UCCA (798 Art District, No. 4 Jiuxianqiao Lu Chaoyang District, Beijing, China 100015), Aug 19 – Oct 23, 2016
“The last vehicle” was a complex reflection on future and present scenarios, exploring perception and psychological patterns in which subjects and objects define unexpected relationships via a form of interplay between reality, augmented reality, and virtual reality merged into each other. Amid this scheme, viewers’ reactions are challenged and questioned through alternating sensory and cognitive experiences and stimulations as a fundamental part of the work.
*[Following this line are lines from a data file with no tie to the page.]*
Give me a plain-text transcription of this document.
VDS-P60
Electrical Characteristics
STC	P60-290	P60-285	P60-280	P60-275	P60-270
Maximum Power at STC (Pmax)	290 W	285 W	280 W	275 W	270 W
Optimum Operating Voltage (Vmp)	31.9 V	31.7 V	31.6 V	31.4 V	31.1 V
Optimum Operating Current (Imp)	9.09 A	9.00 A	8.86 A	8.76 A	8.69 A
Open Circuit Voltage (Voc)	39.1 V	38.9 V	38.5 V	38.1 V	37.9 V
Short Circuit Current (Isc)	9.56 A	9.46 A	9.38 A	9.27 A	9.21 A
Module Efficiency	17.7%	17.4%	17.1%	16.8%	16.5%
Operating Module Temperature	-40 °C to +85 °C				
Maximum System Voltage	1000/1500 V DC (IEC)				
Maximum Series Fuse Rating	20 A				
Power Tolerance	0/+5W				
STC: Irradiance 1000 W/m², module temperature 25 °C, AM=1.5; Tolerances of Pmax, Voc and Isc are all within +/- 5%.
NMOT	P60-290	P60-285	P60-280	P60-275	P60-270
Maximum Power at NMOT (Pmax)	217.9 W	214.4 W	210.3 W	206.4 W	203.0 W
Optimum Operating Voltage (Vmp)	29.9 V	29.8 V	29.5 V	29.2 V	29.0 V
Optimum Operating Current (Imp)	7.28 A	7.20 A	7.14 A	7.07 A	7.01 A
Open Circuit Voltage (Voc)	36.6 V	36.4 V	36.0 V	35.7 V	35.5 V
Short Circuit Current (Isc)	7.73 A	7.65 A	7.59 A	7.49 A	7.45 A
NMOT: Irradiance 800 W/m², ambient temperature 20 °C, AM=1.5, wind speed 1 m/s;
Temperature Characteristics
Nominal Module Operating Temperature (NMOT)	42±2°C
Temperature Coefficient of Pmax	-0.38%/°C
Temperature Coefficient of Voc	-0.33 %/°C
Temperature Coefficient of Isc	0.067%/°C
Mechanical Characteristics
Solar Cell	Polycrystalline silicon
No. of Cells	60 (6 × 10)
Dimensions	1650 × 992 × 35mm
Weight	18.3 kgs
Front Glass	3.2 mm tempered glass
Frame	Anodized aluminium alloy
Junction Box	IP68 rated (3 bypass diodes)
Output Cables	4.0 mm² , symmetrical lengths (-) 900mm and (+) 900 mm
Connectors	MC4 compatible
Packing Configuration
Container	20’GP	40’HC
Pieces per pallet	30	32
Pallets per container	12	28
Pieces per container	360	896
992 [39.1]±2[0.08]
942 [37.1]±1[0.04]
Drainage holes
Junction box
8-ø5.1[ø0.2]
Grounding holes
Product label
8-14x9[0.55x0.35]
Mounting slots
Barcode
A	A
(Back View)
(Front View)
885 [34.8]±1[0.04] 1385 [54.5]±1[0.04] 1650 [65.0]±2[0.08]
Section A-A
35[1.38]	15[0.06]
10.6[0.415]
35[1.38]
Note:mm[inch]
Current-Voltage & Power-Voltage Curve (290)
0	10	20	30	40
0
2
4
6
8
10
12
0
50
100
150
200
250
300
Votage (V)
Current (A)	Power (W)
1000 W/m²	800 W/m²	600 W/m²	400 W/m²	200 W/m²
Visiting the two sections of the show, one engaged with different atmospheres: one an alien landscape where the space was dark save for an intense red light illuminating multiple pyramidal forms made of sand inspired by the “Dragon teeth” concrete fortifications of the Second World War. The other was a domestic scene consisting of a bathroom with a sink continuously running water (a smart reference to Marcel Duchamp) and a bunker. There were video cassettes, toilet paper, a screen, and some augmented and virtual reality ocular devices. Sometimes a performer acting as an explorer was sitting there following the footage continuously broadcasted by the drone “vehicle” from which the show got its name and which wandered around the sand installation. Another performer acting like an alien creature with multiple insectoid eyes crawled in the sand and stared viewers or silently interacted with them in small weird movements.
Commenting on the paradox that the image always comes before the object, as in data collection from remote space, and reflecting on the time displacement and discomfort generated by automated forms or exploration and action (like drone activity, in which we already know somebody is dead or somewhere has been destroyed a few minutes before it happens), Abbas seems to suggest that the object and the event are both ungraspable because they have always already been displaced by the image itself, which is the only thing that remains.
Even if these kinds of inquiries and iconography have recently been quite common among artists, the care and subtlety Abbas put into the design of the whole and of each single detail succeeded in making this installation fascinating and hypnotic.
Both environments emanated a strange silence and exercised an invisible conditioning and haunting force; spending time in each of them provided one with a displaced form of intimacy and an interesting psychological state in which the familiar and the alien merged continuously into one another.